VI. EFFECT OF RECOMMENDATION

This recommendation is not an order that is immediately appealable to the Ninth Circuit Court of Appeals. Any notice of appeal pursuant to Rule 4(a)(1), Federal Rules of Appellate Procedure, should not be filed until entry of the district court's judgment.

However, pursuant to Rule 72(b), Federal Rules of Civil Procedure, the parties shall have fourteen (14) days from the date of service of a copy of this recommendation within which to file specific written objections with the Court. See also Rule 8(b), Rules Governing Section 2254 Proceedings. Thereafter, the parties have fourteen (14) days within which to file a response to the objections. Failure to timely file objections to any findings or recommendations of the Magistrate Judge will be considered a waiver of a party's right to de novo consideration of the issues, see United States v. Reyna-Tapia, 328 F.3d 1114, 1121 (9th Cir. 2003)(en banc), and will constitute a waiver of a party's right to appellate review of the findings of fact in an order or judgment entered pursuant to the recommendation of the Magistrate Judge, Robbins v. Carey, 481 F.3d 1143, 1146-47 (9th Cir. 2007).

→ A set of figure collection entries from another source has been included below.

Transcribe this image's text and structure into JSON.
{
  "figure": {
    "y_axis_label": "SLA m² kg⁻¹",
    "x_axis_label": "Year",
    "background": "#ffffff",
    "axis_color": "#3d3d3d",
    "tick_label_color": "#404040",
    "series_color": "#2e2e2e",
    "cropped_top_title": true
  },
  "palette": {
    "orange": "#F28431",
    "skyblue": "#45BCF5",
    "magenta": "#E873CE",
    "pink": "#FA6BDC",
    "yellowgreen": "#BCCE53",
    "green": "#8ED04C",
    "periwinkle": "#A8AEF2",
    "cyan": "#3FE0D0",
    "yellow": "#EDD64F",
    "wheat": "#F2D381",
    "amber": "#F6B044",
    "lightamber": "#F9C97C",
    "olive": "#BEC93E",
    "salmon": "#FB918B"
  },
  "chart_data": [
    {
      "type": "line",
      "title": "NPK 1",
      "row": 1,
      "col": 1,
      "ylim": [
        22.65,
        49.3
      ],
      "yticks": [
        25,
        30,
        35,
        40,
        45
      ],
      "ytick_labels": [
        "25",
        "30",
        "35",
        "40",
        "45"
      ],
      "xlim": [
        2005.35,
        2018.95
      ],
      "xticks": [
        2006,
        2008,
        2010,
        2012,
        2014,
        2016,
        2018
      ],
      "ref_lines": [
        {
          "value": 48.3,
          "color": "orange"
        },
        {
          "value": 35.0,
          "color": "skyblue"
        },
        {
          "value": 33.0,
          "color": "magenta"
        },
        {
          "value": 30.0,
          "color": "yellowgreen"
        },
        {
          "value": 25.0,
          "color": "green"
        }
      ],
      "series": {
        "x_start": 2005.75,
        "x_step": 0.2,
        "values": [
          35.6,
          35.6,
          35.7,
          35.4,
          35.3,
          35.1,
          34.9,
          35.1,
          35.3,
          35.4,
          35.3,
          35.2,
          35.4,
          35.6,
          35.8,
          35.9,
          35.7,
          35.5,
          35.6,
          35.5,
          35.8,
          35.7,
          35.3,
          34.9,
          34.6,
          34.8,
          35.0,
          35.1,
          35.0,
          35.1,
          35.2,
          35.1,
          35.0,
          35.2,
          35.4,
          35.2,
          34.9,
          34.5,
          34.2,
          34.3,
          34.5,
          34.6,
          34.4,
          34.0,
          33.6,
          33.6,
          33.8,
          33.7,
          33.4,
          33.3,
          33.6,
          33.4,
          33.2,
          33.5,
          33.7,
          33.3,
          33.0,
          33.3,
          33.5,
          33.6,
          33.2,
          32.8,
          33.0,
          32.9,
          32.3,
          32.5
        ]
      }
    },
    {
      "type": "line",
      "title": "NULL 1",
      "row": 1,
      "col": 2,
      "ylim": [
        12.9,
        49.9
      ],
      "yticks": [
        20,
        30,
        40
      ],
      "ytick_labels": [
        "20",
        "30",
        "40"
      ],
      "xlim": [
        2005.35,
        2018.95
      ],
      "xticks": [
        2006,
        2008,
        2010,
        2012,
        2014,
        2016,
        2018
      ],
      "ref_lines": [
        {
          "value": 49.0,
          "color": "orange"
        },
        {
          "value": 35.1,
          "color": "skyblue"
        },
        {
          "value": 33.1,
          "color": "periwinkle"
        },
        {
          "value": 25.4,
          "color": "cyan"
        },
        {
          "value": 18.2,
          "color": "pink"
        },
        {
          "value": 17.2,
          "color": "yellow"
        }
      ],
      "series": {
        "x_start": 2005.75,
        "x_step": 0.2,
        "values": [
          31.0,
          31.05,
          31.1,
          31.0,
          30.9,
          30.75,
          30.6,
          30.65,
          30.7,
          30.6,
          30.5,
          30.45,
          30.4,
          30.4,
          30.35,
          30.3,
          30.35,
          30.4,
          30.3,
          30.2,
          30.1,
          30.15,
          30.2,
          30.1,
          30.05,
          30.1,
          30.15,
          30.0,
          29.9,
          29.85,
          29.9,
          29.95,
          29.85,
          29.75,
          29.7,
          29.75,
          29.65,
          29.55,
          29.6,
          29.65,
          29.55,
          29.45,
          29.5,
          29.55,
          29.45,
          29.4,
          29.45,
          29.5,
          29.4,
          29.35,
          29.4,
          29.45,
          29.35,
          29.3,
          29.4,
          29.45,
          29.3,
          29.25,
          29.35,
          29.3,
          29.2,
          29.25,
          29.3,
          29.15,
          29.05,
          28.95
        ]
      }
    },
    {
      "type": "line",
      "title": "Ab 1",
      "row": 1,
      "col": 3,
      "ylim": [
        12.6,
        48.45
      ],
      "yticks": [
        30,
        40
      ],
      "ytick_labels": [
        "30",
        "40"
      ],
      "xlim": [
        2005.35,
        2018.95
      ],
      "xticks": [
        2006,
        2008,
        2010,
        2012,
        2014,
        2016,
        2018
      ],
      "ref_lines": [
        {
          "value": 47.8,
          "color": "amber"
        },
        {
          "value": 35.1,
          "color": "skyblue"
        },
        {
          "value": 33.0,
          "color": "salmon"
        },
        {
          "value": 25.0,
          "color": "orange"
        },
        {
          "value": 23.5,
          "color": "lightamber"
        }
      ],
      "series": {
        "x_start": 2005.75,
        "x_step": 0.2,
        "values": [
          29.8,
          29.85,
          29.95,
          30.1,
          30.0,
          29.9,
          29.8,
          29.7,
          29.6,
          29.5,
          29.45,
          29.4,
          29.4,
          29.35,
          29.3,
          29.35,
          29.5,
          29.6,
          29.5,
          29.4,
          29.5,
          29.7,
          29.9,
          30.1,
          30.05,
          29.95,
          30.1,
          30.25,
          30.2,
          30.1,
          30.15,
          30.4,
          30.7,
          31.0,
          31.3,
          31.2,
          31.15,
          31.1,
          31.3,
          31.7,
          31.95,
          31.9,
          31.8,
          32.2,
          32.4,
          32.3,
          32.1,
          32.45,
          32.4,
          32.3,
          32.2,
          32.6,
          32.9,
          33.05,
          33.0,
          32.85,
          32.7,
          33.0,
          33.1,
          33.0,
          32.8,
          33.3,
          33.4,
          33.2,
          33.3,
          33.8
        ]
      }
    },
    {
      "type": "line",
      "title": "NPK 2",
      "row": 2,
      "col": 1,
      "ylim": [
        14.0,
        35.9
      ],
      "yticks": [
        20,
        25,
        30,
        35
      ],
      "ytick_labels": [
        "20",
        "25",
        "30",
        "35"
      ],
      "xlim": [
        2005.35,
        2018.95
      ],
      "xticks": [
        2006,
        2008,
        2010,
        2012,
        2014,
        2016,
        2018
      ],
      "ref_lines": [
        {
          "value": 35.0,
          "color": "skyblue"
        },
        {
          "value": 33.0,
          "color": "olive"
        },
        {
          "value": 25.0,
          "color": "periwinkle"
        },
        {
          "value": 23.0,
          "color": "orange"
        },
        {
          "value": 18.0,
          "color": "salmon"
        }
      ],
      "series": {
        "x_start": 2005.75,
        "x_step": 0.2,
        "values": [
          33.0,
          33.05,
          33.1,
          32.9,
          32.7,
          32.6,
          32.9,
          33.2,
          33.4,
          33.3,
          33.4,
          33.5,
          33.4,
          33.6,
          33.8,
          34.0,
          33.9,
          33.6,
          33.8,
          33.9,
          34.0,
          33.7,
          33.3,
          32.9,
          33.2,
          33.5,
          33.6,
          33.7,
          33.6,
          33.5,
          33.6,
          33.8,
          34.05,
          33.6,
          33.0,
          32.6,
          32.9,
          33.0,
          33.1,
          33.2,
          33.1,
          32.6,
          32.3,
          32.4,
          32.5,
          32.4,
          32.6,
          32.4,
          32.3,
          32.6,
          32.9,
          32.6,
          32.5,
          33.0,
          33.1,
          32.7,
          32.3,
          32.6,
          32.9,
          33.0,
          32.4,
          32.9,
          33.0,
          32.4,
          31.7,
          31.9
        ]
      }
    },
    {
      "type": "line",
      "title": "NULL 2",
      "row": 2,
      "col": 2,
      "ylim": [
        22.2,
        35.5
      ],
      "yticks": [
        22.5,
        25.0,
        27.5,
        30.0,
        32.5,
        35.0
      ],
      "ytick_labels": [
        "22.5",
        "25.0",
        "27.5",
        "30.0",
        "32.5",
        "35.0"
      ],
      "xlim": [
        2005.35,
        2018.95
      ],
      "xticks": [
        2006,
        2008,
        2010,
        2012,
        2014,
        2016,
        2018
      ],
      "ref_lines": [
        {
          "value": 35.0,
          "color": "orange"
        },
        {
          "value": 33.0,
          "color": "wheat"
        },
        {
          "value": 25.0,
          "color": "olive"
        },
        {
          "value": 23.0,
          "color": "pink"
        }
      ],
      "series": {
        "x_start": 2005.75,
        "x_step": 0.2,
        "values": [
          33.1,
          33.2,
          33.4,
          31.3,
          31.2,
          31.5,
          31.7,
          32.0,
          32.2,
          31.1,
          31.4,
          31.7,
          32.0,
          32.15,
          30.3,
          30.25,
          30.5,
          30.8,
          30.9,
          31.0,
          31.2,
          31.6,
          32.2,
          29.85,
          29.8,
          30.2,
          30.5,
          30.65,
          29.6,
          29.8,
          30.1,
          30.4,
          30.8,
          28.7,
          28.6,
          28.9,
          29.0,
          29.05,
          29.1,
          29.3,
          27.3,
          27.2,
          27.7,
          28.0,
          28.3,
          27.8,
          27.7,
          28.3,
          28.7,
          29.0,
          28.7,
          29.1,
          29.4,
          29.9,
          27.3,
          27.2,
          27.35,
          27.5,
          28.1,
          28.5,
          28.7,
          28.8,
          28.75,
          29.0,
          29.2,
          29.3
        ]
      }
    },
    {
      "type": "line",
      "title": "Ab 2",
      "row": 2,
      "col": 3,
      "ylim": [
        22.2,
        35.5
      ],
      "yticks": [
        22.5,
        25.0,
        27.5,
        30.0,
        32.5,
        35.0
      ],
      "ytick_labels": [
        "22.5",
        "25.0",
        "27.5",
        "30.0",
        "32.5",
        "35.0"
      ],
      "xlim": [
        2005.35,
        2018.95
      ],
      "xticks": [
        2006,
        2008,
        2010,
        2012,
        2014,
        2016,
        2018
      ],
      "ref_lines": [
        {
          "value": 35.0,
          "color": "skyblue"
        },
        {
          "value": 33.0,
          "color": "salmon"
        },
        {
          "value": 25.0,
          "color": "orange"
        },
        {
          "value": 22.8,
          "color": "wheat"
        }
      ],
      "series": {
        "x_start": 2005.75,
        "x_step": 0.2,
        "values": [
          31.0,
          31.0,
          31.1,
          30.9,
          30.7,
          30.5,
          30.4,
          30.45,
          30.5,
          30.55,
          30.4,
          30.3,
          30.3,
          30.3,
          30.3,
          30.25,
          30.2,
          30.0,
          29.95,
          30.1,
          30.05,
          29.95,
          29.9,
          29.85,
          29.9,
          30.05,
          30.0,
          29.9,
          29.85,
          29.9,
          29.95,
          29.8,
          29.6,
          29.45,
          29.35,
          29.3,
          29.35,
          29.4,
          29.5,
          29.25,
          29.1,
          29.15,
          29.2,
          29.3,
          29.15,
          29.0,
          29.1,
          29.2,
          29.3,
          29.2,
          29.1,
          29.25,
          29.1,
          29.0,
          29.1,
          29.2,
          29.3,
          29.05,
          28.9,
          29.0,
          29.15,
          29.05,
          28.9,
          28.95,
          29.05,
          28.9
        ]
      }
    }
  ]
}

In addition, the parties are cautioned Local Civil Rule 7.2(e)(3) provides that "[u]nless otherwise permitted by the Court, an objection to a Report and Recommendation issued by a Magistrate Judge shall not exceed ten (10) pages."

FootNotes


1. The Court did not explain that determination. However, the Ninth Circuit has held that individuals are "in custody" for purposes of § 2241 if they are "subject to a final order of deportation." Nakaranurack v. United States, 68 F.3d 290, 293 (9th Cir.1995).
2. Petitioner has pending with the Ninth Circuit his Petition for Review from the BIA's rejection of his motion to reopen administrative proceedings. Presumably, that proceeding would not resolve counsel's alleged ineffectiveness before the Ninth Circuit. Because the undersigned has concluded that this Court lacks jurisdiction over the administrative proceeding (because of § 1252(a)(5)), the undersigned does not consider whether the pendency of that petition for review results in a failure to exhaust. Moreover, Respondents do not argue that it does.